That’s right. You can use a one-liner and wrap your model in nn.DataParallel or use the recommended DDP approach.
Alternatively, you could also use model sharding and split the model among all GPUs in case you are working with a huge model.
thanks, i am having some issues with mult-gpu training. i have multiple encoders, and the data parallel module is splitting along different dimensions for different encoders, so i get error in decoder.
does data parallel module assume the first dimension is the batch? LSTM module assumes Batch is the middle dimension.
I have been trying to train additional models / do work on a second GPU of a machine but am running into issues.

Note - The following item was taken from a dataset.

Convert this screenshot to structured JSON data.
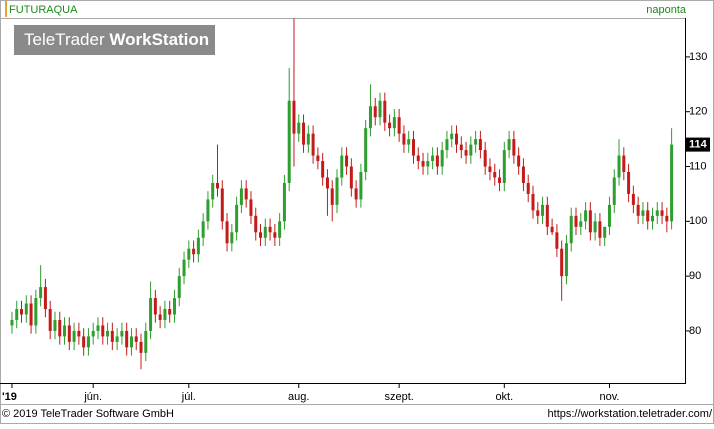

I have confirmed that torch.cuda recognizes 2 GPUs but I cannot switch to second GPU to train different models in parallel.
If you are using nn.DataParallel, this error is often raised if new tensors are created in the forward method and pushed to the default device (cuda:0).
Could you post the model definition so that we could have a look?
Many thanks for your prompt reply
Here is my forward definition. The network is quite big, but it is a UNet-based for semantic segmentation using a shared encoder.
def forward(self, x):
features_x1 = self.encoder(x[:, : self.in_channels // 2, :, :])
features_x2 = self.encoder(x[:, self.in_channels // 2 :, :, :])
features = [torch.cat([x1, x2], 1) for x1, x2 in zip(features_x1, features_x2)]
features = [self.res[i].to(x.device)(x) for i, x in enumerate(features)]
decoder_output = self.decoder(*features)
masks = self.segmentation_head(decoder_output)
return masks
Is it necessary to call self.res[i].to(x.device) in the list comprehension?
Based on the code, it should be a no-op, since self.res should already be on the corresponding device, if it’s registered as a module.
Could you post the complete error message including the line of code, which raises this error?
Regarding your first question, self.res[i].to(x.device).
I do this because I need to reduce the size (c*2) of the concatenated features in the previous step.
Here, self.res() = nn.Conv2d(c*2, c, stride=1, 0) where c is the size of x1 and x2
As for the full error messages:
Epoch: 1
train: 0%| | 0/146 [00:12<?, ?it/s]
Traceback (most recent call last):
File "train_network.py", line 112, in <module>
train_logs, *_ = train_epoch.run(train_dataloader)
File "/uge_mnt/home/bruno/parallel/codes/tools.py", line 125, in run
loss, y_pred = self.batch_update(x, y)
File "/uge_mnt/home/bruno/parallel/codes/tools.py", line 180, in batch_update
loss.backward()
File "/home/xxx/apps/intelpython3/lib/python3.6/site-packages/torch/tensor.py", line 118, in backward
torch.autograd.backward(self, gradient, retain_graph, create_graph)
File "/home/xxx/apps/intelpython3/lib/python3.6/site-packages/torch/autograd/__init__.py", line 93, in backward
allow_unreachable=True) # allow_unreachable flag
RuntimeError: expected device cuda:3 and dtype Float but got device cuda:2 and dtype Float
Thanks for the follow-up.
Could you post a minimal, executable code snippet to reproduce this error please, as I cannot see any issues in the current code?